I think I received the energy after the Revolution of Dignity (2014) when we kicked out President Viktor Yanukovych. That energy was just waiting for realisation. Then I read that the Cherkasy was resisting in Crimea. I’m from Cherkasy, it is my hometown. I started checking and became interested in this story about the ships being blocked and resisting. I watched a one-minute YouTube video that sailors from another ship had put up one day before the Cherkasy was seized. The sailors are holding sticks and singing a hymn of the Maidan (the resistance). I saw how the sailors looked, they were fighting and singing. It is really Ukrainian to fight and sing (laughs). When I watched the video, I clearly felt that this has to be my debut.

What do you hope will be the audience’s takeaway?

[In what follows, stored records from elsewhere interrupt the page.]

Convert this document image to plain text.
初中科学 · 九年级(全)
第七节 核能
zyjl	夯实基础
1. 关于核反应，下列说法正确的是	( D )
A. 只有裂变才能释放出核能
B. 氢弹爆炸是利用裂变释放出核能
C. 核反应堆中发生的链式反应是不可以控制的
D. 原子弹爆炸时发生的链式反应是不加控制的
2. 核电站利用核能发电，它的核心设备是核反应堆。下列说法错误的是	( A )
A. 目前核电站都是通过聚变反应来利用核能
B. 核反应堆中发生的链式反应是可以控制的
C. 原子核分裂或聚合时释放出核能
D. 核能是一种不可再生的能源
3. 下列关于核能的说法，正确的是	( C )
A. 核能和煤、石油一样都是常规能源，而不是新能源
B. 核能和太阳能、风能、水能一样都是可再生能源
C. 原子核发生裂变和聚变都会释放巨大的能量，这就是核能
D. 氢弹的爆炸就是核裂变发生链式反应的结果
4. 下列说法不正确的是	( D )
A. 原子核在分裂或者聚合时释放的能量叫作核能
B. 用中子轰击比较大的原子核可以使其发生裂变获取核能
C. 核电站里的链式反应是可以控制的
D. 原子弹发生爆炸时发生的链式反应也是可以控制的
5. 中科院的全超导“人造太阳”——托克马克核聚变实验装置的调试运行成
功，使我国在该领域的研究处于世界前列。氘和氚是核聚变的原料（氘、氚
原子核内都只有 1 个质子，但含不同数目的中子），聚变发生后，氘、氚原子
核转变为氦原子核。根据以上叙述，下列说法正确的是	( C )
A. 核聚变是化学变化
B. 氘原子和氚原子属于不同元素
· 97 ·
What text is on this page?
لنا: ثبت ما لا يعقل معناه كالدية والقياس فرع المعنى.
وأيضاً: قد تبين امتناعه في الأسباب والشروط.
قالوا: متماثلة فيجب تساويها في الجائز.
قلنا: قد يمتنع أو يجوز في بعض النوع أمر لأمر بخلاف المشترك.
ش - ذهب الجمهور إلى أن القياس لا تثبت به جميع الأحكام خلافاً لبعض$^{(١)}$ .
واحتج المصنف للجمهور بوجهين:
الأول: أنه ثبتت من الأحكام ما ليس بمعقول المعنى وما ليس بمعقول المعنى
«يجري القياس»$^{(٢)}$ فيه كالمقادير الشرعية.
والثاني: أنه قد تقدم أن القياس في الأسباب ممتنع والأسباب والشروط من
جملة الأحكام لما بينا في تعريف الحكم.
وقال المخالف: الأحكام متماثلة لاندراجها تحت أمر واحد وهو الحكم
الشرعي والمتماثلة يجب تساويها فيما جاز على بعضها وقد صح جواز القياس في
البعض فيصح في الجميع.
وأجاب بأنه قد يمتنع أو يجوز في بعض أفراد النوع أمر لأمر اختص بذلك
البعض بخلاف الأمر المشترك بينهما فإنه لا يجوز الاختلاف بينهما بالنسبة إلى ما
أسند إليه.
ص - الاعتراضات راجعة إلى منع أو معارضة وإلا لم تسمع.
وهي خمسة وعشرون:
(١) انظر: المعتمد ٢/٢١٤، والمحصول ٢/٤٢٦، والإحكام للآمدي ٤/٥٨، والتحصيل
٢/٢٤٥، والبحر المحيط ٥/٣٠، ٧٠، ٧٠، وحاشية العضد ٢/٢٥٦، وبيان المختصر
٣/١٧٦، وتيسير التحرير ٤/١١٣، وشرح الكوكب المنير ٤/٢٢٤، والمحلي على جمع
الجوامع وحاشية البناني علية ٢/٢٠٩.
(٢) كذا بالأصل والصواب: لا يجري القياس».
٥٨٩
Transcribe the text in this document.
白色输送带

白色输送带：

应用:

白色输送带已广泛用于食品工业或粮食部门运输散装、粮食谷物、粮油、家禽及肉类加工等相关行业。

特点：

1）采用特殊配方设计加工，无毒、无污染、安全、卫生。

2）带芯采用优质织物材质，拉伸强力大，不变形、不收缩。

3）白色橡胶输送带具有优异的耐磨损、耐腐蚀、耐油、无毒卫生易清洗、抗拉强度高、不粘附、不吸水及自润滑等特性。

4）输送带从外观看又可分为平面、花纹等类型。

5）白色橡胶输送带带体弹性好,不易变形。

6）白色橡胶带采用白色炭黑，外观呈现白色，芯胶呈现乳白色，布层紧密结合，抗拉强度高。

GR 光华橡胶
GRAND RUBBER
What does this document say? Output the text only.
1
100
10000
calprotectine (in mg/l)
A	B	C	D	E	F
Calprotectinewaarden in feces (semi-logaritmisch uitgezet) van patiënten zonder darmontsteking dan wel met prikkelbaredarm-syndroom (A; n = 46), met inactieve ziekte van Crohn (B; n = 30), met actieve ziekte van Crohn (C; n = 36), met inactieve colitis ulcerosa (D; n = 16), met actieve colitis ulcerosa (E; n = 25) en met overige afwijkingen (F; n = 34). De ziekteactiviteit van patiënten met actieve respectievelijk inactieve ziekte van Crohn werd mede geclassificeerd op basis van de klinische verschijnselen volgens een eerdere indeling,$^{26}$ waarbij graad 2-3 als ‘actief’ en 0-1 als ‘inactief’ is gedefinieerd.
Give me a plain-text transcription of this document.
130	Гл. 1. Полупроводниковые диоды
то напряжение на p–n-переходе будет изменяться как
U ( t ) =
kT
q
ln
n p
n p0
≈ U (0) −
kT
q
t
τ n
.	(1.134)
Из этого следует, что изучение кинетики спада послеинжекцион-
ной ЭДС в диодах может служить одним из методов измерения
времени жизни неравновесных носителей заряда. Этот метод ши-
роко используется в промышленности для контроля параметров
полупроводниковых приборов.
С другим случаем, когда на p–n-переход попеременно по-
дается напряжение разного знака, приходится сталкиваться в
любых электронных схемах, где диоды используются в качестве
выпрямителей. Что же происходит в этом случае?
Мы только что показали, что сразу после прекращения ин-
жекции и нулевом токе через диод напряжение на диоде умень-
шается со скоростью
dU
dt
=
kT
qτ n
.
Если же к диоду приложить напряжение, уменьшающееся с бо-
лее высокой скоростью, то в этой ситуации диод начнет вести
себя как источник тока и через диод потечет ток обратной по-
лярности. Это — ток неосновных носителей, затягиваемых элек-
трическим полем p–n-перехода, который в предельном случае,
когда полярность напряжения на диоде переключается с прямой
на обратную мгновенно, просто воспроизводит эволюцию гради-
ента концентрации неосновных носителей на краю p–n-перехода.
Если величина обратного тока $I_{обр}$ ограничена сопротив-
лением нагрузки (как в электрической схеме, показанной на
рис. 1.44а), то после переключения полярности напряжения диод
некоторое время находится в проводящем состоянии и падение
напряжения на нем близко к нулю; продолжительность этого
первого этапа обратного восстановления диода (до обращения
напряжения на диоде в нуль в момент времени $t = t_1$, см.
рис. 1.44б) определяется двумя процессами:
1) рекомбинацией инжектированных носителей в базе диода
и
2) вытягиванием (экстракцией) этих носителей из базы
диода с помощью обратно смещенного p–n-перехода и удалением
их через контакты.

The film is about self-identification. It is not political; politics is in the background for me. I was trying to show the collective image of the Ukranian Navy but I went much deeper and tried to show a portrait of Ukraine. It is just a lot of my love, a lot of my support and a lot of me as a Ukrainian.

Have you watched any Indian films? What is your opinion of them?

When I was young, there were a lot of Indian films on Soviet television and I was in love with commercial films like Seeta Aur Geeta. Indian films are very honest; I appreciate the passion, the music and the songs. And I love Indian culture; it is very similar to Ukraine. We also love to sing and we are also emotional people.